Rumah Pohon terlihat dari ketinggian

Dari ketinggian, Rumah Pohon sudah terlihat dengan sinar matahari senja yang begitu cerah seakan matahari masih belum mau terbenam. Kedatangan kami sore itu tepat pukul 16.45 PM. Waktu yang sangat singkat unuk menikmati keindahan Pulau Seribu. Kami hanya memiliki waktu sejam saja untuk menikmati keindahan panorama Pulau Seribu.

Satu persatu tangga kami lewati secara perlahan, setapak demi setapak kami jajaki anak tangga yang masih berupa batu alam. Belum ada tangga yang telah direnovasi. Saat berpapasan dengan pengunjung lain, kami memilih untuk berhenti sejenak dan membiarkan pengunjung lain untuk terlebih dahulu naik keatas. kami tidak ingin terlalu terburu-buru dalam mengambil langkah. Karena akan sangat berbahaya jika memaksakan kaki untuk menuruni tangga secara cepat.
Panorama Pulau Seribu dari samping

Tak lama kami berhenti ada jalan ke arah kiri dengan  pemandangan Pulau Seribu yang begitu cantik nan elok. Deru ombak yang terus berkejaran ke pesisir pantai terlihat begitu indah dari ketinggian. Banyak Tebing menjulang tinggi seakan terlihat seperti imitasinya Wayag Raja Ampat tapi memang tidak sebanyak disana. 

Banyak pengunjung yang mengklaim tidak perlu jauh-jauh ke Raja Ampat karena di Nusa Penida pun juga ada pemandangan yang sama. Sebenarnya setiap destinasi wisata memiliki keunikannya tersendiri. Walaupun Pulau Seribu terlihat hampir sama dengan Wayag Raja Ampat, pasti banyak perbedaan saat mengunjungi destinasi wisata keduanya. Tak perlu berkecil hati dengan biaya yang sangat mahal untuk dapat mencapai kesana. Selagi ada niat pasti ada jalan kok untuk bisa menuju kesana. Asalkan yakin saat itu akan datang diwaktu yang tepat. karena di dunia ini tidak ada yang tidak mungkin. Semangat!!!

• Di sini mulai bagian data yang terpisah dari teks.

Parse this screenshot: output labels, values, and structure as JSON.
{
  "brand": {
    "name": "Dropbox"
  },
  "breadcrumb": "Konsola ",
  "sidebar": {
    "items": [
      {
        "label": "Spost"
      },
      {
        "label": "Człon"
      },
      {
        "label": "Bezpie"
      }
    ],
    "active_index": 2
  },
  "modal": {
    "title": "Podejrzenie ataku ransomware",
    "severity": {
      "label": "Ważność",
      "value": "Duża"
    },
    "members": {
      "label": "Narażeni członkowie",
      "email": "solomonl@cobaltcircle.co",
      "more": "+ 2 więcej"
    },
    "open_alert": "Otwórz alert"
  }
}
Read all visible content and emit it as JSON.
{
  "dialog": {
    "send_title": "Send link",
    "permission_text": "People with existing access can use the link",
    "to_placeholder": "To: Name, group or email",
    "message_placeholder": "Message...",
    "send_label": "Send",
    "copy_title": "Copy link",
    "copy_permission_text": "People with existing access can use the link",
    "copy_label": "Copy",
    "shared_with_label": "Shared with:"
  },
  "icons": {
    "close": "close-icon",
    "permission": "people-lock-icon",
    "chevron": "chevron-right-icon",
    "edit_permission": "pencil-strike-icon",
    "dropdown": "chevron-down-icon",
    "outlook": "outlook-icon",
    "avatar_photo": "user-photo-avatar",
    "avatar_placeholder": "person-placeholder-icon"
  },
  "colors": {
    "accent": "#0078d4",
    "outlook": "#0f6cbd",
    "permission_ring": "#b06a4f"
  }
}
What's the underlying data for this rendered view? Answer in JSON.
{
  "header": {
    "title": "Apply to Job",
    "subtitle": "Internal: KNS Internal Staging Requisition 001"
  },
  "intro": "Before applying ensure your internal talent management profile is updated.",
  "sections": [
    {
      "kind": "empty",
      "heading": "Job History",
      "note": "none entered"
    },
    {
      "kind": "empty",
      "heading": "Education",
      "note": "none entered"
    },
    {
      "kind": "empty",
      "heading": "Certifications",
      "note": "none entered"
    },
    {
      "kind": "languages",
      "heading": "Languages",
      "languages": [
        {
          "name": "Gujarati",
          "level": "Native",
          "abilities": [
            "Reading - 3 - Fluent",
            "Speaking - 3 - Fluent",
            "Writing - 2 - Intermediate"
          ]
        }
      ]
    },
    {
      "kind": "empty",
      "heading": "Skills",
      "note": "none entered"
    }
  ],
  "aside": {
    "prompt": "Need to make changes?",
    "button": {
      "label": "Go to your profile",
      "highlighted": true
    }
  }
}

Keindahan Panorama Pulau Seribu
Rumah Pohon Molenteng

Masih melanjutkan perjalanan untuk terus menuruni tangga yang alakadarnya. Kami berkali-kali berpapasan dengan pengunjung dan dengan sapaan yang sama "kakinya kenapa mba?". Kami pun menjawab berkali-kali dengan jawaban yang sama "Jatuh dari motor". Hahhahaa... 

Walaupun agak bosan dengan jawaban yang berulang kali kami ucapkan tapi setidaknya jadi ada rasa iba sama diri sendiri. Sedih banget yaaa sampai segitunya melihat luka kami yang tidak seberapa ini. hihihi..


Akhirnya beberapa meter kami menemukan jalan yang landai. Nah dijalan yang landai ini banyak bapak-bapak yang sedang mengerjakan Rumah Pohon. Disana sudah ada 2 Rumah pohon yang telah di tempati wisatawan asing. Walhasil bagi pengunjung lain yang ingin berfoto di Rumah Pohon tak dapat menginjakkan kaki disana. Katanya kalau sedang tidak ada pengunjung yang menginap disana. Rumah Pohon itu bisa untuk dijadikan lokasi foto yang instagrammable loh.

Keindahan Pulau Seribu dari ketinggian

Biasa sinar matahari sore berwarna keemasan

Kembali dengan tanjakan sekitar 50 meter untuk mencapai bukit yang dapat melihat keindahan Panorama Pulau Seribu dari ketinggian. Kami berpapasan dengan dua cewek asli dari Nusa Penida. Kembali mereka menanyakan kondisi lutut kami. Ternyata mereka orang asli dari Nusa Penida yang sama sekali tidak pernah mau mengunjungi Pantai Atuh karena tidak berani melintasi jalan yang berpasir dan berbatu itu. Mereka tau kalau kesana banyak sekali yang kecelakaan karena terjatuh dari motor. 

Mereka bilang kita berdua ini cewe yang pemberani. Sebenarnya kalau dipikir-pikir lebih tepatnya kita berdua itu cewek nekat yang tidak tahu kalau medan perjalanannya akan separah itu. Memang teman saya sudah mewanti-wanti kalau disana lebih baik naik ojeg aja atau gak bawa motornya jangan boncengan karena berbahaya. Tapi saya mengabaikan semua pesan teman saya yang terlebih dahulu kesini. 


Ternyata benar saja, banyak pengunjung wisatawan asing yang menggunakan motor sendiri-sendiri kalaupun boncengan pasti cowok cewek. Memang cuma kita berdua aja cewek yang berani boncengan keliling Nusa Penida. Hahaha..

Ada Pura di bukit tertinggi dari Rumah Pohon

Dimana ada Pura disana pasti ada Pantai. Disinilah kami sempat berisitirahat sejenak sebelum kami kembali menuju parkiran. membayangkannya saja untuk naik kembali pun malas sekali. rasanya ingin sekali ada eskalator disini. Haha..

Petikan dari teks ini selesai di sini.